2.7.25

Soberba

Elbow, “Balu” (Live at Later...With Jools Holland), in https://www.youtube.com/watch?v=dyjmgGs95Go

Da carniça putrefacta não havia interessados. Nem os exímios caçadores sondavam a carcaça desinspirada; eles tinham outro paradeiro, onde o bafo letal estava de atalaia. Nem assim prescindiam da pose de quem nadava numa piscina olímpica de soberba. Era inato: os compêndios que organizam as forças da natureza colocam-nos como predadores, esse era o estatuto que os investia numa superioridade gravada com a solenidade do ouro simbólico.

A soberba era estrutural, mesmo que a fome, não habitual, passasse as folhas do calendário e adejasse sobre os consecutivos dias sem presas à mão de semear. A saliva sabia-lhes mal enquanto estava na boca – sabia à falta do ato sacramental de que dependia a sua sobrevivência, a estocada fatal que derrubava as vítimas para estas se debaterem no seu estertor enquanto as mandíbulas com a força de aço seccionavam a glote do animal só à espera de se tornar num banquete.

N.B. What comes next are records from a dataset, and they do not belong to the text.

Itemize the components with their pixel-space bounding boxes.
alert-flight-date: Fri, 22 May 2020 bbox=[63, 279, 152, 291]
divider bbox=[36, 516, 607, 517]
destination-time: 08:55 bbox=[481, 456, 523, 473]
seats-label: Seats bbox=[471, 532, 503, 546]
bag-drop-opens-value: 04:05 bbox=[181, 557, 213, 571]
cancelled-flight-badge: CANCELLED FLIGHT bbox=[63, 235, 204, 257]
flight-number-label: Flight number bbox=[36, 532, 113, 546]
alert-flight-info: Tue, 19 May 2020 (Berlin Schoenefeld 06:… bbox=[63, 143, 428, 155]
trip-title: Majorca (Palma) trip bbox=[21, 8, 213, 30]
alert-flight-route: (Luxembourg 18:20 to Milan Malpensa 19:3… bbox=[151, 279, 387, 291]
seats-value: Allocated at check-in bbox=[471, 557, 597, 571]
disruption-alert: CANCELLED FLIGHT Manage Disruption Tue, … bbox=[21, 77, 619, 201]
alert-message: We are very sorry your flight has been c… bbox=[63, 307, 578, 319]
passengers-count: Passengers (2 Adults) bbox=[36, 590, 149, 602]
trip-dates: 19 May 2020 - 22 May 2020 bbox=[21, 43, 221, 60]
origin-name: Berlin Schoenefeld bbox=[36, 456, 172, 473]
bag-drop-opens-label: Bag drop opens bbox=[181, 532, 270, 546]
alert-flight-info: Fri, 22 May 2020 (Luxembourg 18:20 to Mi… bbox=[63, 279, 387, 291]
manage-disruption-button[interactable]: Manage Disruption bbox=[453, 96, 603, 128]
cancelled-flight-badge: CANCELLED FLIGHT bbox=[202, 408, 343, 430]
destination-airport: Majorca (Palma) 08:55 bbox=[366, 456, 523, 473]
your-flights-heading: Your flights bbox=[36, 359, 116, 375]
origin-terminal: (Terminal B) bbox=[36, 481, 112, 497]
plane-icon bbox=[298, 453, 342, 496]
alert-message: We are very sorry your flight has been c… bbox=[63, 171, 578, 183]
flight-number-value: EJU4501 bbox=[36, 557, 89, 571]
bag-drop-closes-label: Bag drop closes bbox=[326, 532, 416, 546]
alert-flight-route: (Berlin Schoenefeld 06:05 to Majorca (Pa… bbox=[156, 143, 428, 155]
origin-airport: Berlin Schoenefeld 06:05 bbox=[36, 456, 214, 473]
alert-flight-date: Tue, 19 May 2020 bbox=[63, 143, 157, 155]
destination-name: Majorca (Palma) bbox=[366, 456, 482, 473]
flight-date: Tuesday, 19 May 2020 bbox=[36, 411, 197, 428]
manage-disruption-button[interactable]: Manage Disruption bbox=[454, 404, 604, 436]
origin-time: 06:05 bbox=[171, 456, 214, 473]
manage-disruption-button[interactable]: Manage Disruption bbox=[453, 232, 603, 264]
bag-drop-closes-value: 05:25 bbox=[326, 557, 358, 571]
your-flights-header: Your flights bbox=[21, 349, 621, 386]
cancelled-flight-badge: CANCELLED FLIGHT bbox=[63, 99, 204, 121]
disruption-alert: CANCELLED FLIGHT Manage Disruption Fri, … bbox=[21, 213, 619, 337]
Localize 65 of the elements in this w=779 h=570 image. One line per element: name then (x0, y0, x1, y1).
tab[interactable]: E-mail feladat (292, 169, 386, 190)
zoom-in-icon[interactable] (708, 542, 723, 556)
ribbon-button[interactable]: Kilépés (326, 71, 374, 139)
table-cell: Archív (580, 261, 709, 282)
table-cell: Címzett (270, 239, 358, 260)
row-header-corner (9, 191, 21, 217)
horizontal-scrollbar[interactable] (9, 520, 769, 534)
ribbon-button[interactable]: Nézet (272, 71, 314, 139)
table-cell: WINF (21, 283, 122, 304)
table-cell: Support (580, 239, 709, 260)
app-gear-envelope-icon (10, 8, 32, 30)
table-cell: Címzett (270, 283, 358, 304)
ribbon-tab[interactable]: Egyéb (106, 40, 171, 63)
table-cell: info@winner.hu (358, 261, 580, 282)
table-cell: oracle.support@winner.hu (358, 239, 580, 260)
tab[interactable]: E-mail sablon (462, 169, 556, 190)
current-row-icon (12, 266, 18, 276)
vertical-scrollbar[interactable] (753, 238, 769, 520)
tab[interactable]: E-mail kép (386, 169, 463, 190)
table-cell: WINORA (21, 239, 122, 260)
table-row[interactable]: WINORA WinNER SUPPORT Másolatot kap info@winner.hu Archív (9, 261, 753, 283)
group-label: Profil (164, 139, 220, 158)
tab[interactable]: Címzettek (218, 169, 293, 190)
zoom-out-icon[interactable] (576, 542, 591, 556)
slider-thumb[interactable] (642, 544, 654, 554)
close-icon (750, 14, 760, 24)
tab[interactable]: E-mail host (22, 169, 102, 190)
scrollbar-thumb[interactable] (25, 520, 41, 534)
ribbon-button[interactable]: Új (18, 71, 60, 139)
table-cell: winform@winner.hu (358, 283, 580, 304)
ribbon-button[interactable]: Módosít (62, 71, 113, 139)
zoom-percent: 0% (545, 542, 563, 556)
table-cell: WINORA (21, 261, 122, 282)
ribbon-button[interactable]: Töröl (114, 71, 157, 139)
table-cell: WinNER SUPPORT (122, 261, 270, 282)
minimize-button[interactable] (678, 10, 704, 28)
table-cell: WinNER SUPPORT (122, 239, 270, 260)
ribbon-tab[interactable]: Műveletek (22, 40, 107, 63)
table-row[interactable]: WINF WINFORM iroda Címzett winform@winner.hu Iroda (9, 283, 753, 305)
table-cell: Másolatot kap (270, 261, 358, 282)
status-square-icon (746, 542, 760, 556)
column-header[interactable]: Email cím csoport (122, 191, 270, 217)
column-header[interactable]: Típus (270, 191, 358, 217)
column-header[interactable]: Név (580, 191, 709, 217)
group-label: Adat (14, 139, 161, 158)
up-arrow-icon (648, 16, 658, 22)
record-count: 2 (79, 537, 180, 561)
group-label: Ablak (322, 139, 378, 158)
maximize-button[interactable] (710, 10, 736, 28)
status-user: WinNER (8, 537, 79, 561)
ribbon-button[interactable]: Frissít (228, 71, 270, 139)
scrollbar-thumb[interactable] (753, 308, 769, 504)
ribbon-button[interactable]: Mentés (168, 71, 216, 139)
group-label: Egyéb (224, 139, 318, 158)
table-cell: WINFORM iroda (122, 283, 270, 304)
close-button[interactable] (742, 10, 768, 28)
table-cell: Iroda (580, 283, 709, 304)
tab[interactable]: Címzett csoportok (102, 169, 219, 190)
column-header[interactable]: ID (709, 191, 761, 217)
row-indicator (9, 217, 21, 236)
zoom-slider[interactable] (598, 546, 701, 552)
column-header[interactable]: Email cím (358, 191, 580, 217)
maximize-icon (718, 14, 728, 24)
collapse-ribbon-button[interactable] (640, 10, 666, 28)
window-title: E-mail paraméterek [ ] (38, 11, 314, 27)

Há quem não consiga ser testemunha deste ato que exerce as condições da natureza. Eu escondo o olhar atrás dos dedos enquanto a coreografia da caça se monta numa liça empoeirada nas corridas desenfreadas que dão corpo à perseguição. Talvez seja das maiores hipocrisias de que somos fautores. Uma hipocrisia que fica só dois degraus abaixo daquela em que nos debatemos quando fingimos que não sabemos a origem da carne ou do peixe que vem parar aos nossos pratos.

Não devemos temer pela hipocrisia. Só se quisermos desmentir os processos da natureza e nos queiramos substituir, numa justiça muito frágil (porque intensamente subjetiva), ao sortilégio que lhe é próprio. Se for incorrigível essa teima, não nos defendemos da acusação de soberba. Não podemos aceitar um comportamento que se impõe sobre os outros se imaginarmos o inverso e, com legitimidade, recusarmos essa invasão.

Somos, como espécie, a nossa maior concorrência. Cometemos atrocidades que evoluem num cenário mais dantesco do que a coreografia de vida e da morte quando o caçador e a presa entram no seu palco inevitável. Pior do que a soberba dos que estão em classes privilegiadas na ordem dos predadores, só a nossa soberba de quem se enfatua com o estatuto antropocêntrico.